OTTAWA – The Liberal Party rolled out its 85-page costed platform on Sunday. It’s a mix of already-announced campaign promises and new ideas they had yet to announce, alongside a costing analysis done by the Parliamentary Budget Officer of some of the biggest commitments.

It includes promises of billions in new spending, while targeting corporations and the wealthiest Canadians to help pay for these proposals. You’ve likely read about the big-ticket highlights but here are seven things you may have missed, or that were missing within the Liberal book of promises.

$15/hour minimum wage

The Liberals say they’d implement a new federal minimum wage of $15 per hour, starting in 2020, as part of new Labour Code changes. The Liberals say the minimum wage would rise with inflation, and in places where a higher minimum exists, that wage would remain.

When NDP campaigned on a $15/hour federally-regulated minimum wage in 2015, it was noted that minimum wages are set by provinces for about 94 per cent of workers.

Relatedly, the Liberals are also promising a new federal Family Day holiday. Right now the third Monday of February is already Family Day in some provinces.

Culture passes for kids

The Liberals are proposing to introduce a “culture pass” that would be a $200 credit for Canadian children once they turn 12 to pay admission for theatres, museums, art galleries, and “other cultural venues and local Canadian content.”

Similarly, the Conservatives are promising to bring back a Harper-era Children’s Arts and Learning Tax Credit, a maximum of $500 per child for arts and educational activities.

Data czar, but nothing on party privacy

The Liberals are promising to impose new privacy measures on large digital companies such as Facebook, because they hold massive troves of Canadians’ personal data. The Liberals would install a new set of online rights for people to be able to erase their data from platforms, know who has access to it and how it’s being used, standards for reporting and compensation when data breaches occur, and force companies to report to a national advertising registry. All of this they say, would be part of the job for a new Data Commissioner, “to help people feel more confident about and in control of their personal data,” the platform states.

The platform makes no mention of beefing up privacy requirements for federal political parties that hold comparable amounts of Canadians’ personal information and currently have zero oversight.

Drug decriminalization?

The Liberals say they would make existing drug treatment courts “the default option for first-time non-violent offenders charged exclusively with simple possession,” to “help drug users get quick access to treatment, and to prevent more serious crimes.”

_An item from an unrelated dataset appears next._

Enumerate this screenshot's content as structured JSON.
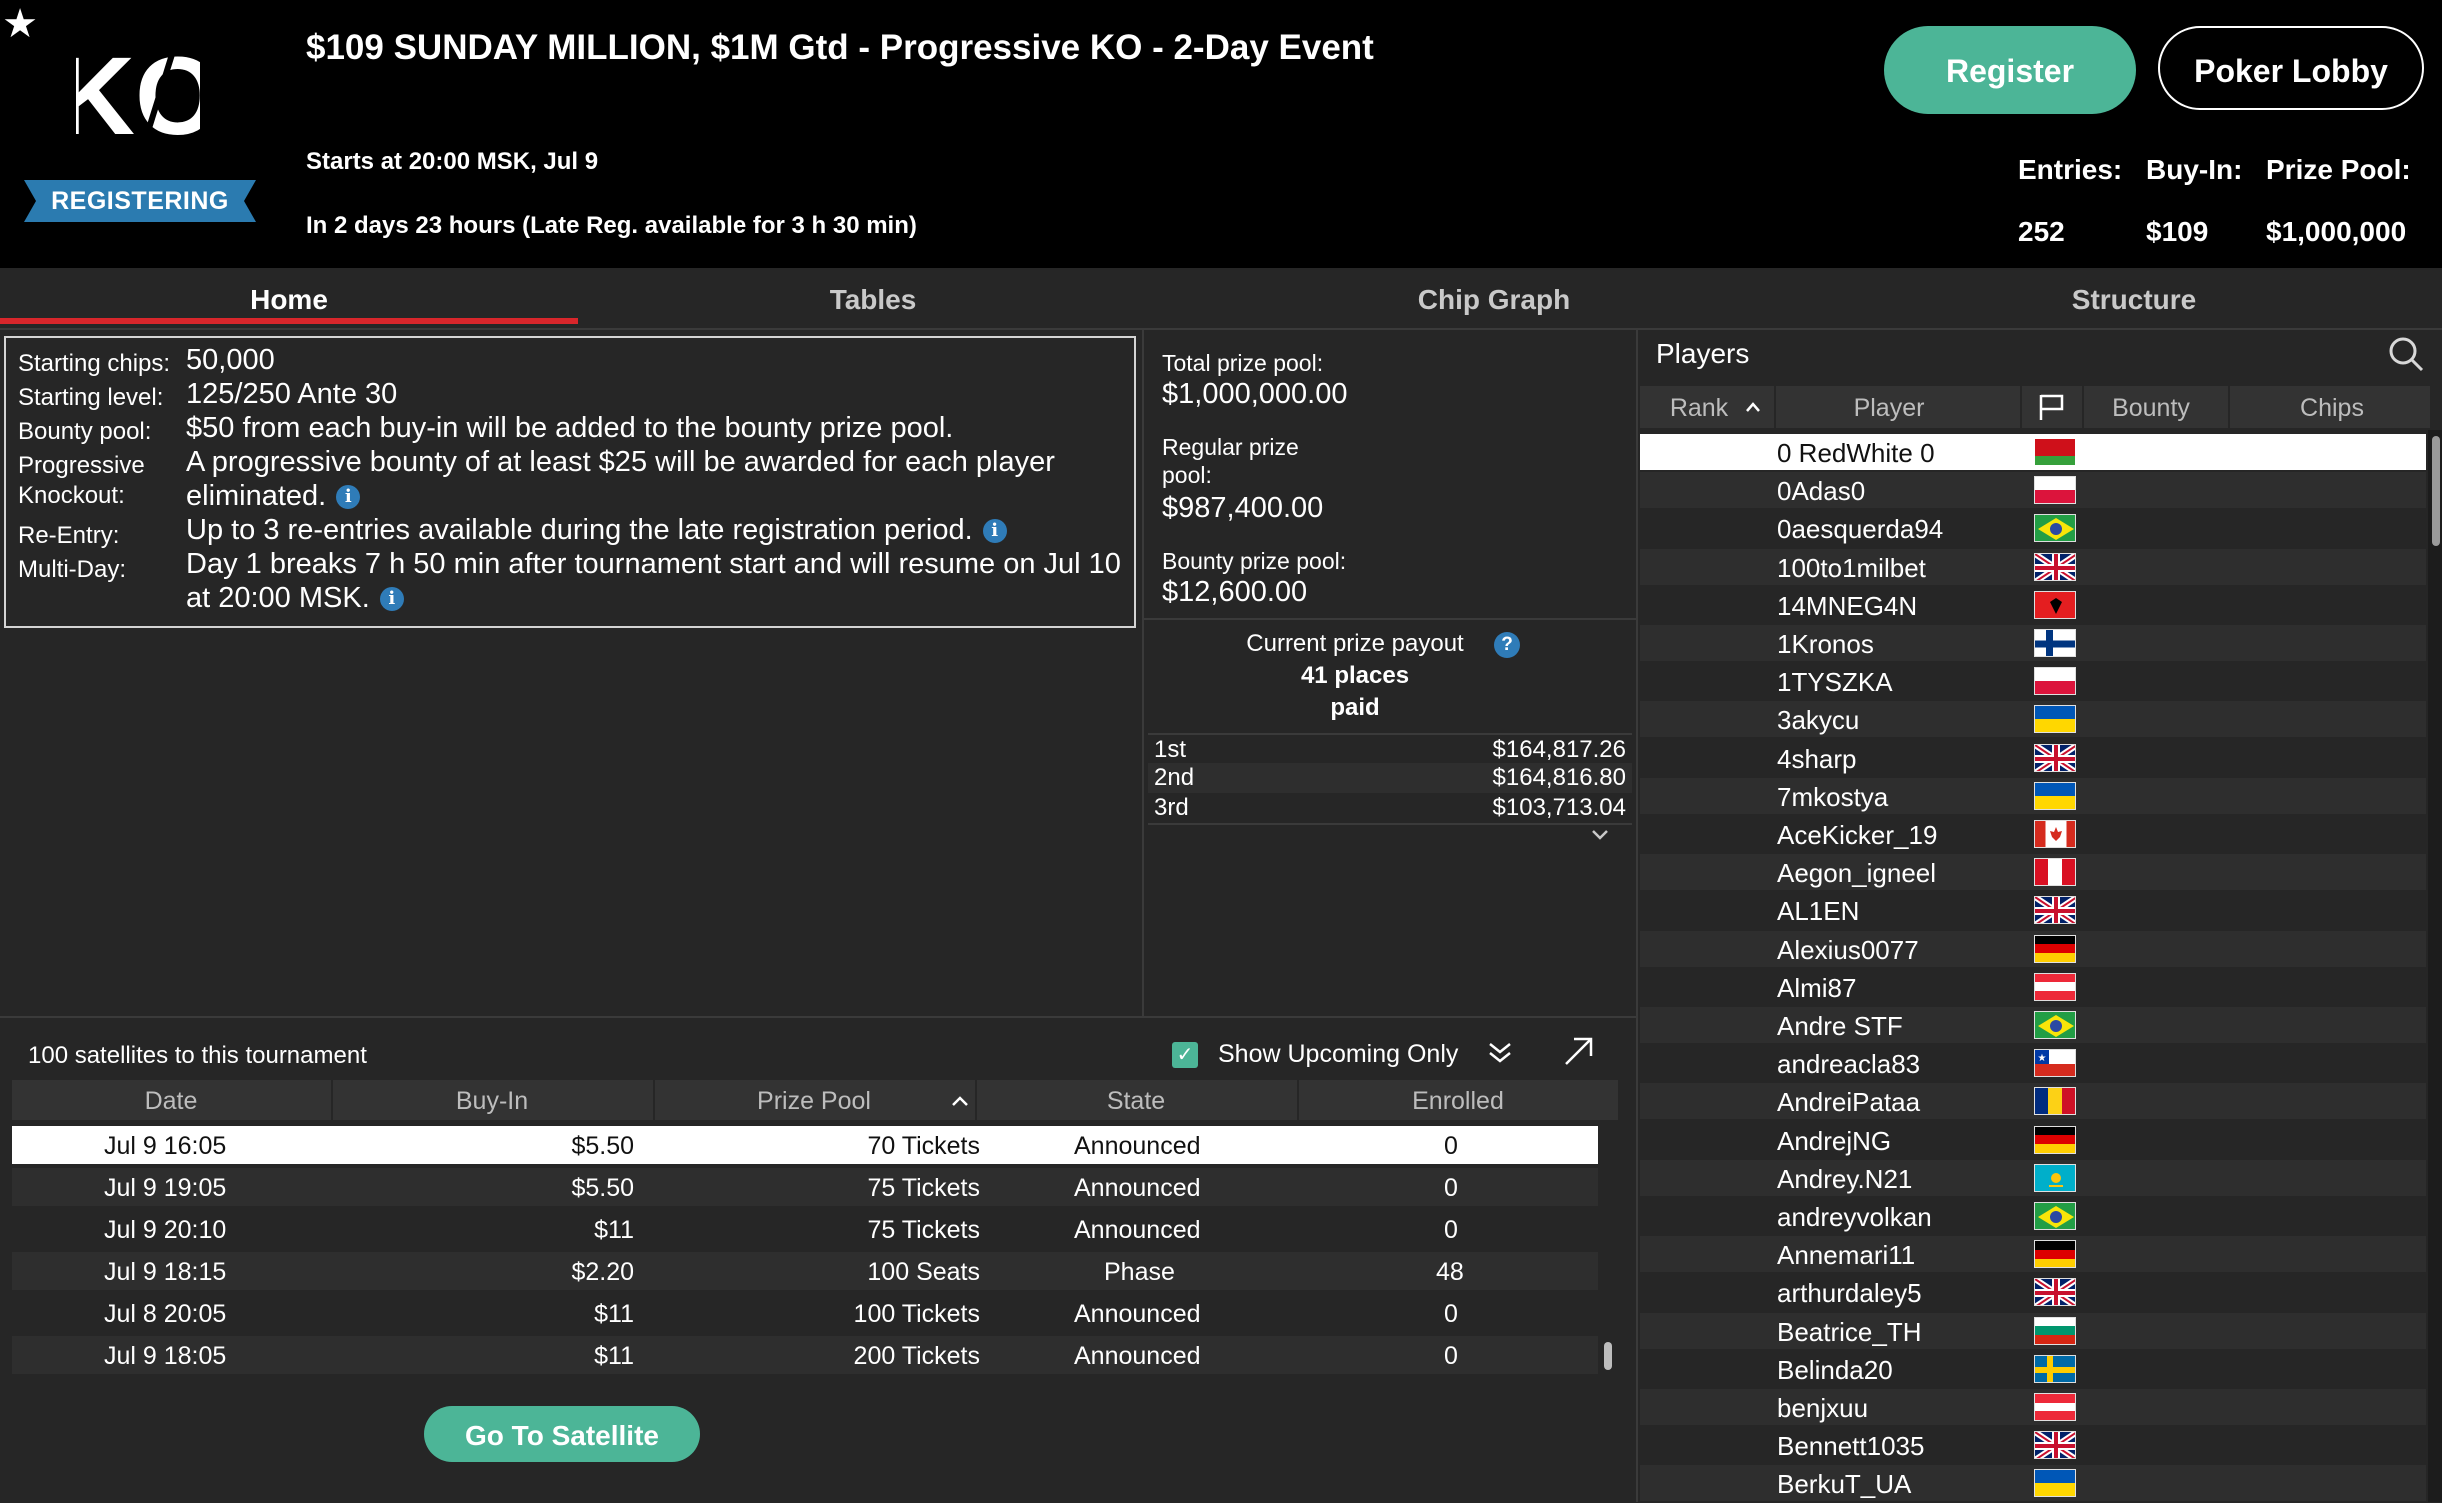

Asked at the platform unveiling whether this was essentially decriminalizing hard drugs, Liberal candidate and co-chair of the national platform committee Ralph Goodale didn’t outright say no, but explained that it is meant to break the cycle for young offenders and prioritize treatment.

“What we would like to see is more of these people intercepted at a point where they can still be treated more effectively as a health issue, as opposed to a criminal issue,” Goodale said.

Electoral reform not mentioned

There was zero mention of reviving the now long-broken promise of electoral reform. After vowing that the 2015 federal election would be the last held under the first-past-the-post system, the Liberals abandoned that promise a few years in, after studying it extensively.

In its place the Liberals point to a handful of tweaks to the parliamentary system, which would only impact the way the system in the House of Commons works, not the system that decides who gets to hold a seat there.

In a press release on Monday, Fair Vote Canada came out in support of the NDP and Greens who have made moving ahead with proportional representation a condition of their support in a minority Parliament. The Conservatives generally do not support electoral reform.

Justice training, separating roles

The Liberals would implement former Liberal cabinet minister Anne McLellan-issued recommendations around role and structure of the minister of justice position. Essentially, she said that no major reforms are needed. The roles of minister of justice and attorney general should stay as one job, but there could be stronger protocols around interacting with the cabinet minister wearing both hats, according to her federal government-commissioned report. This review was prompted by the SNC-Lavalin scandal, which is unsurprisingly not mentioned once in the platform.

The Liberals are also vowing to impose two different kinds of mandatory training for judges. They will have to take sexual assault law training, as well as mandatory training on “unconscious bias and cultural competency.”

Relatedly, nowhere in the platform are there measures to give the Ethics Commissioner powers to impose tougher penalties when federal ethics law is broken. Trudeau was found to have contravened that Act twice in his mandate.

Terrorism prosecutions and studying extremism

The Liberals say they’d create a Director of Terrorism Prosecutions to “make sure that Canadians who travel abroad to join terrorist organizations, or who participate in terrorist organizations here at home, are brought to justice.”

As well, they’d study racism, anti-Semitism, and white supremacy in attempt to combat radicalization; and would take up a recommendation from the National Security and Intelligence Committee of Parliamentarians to develop a new approach to how Canadian security officials gather and maintain defence intelligence.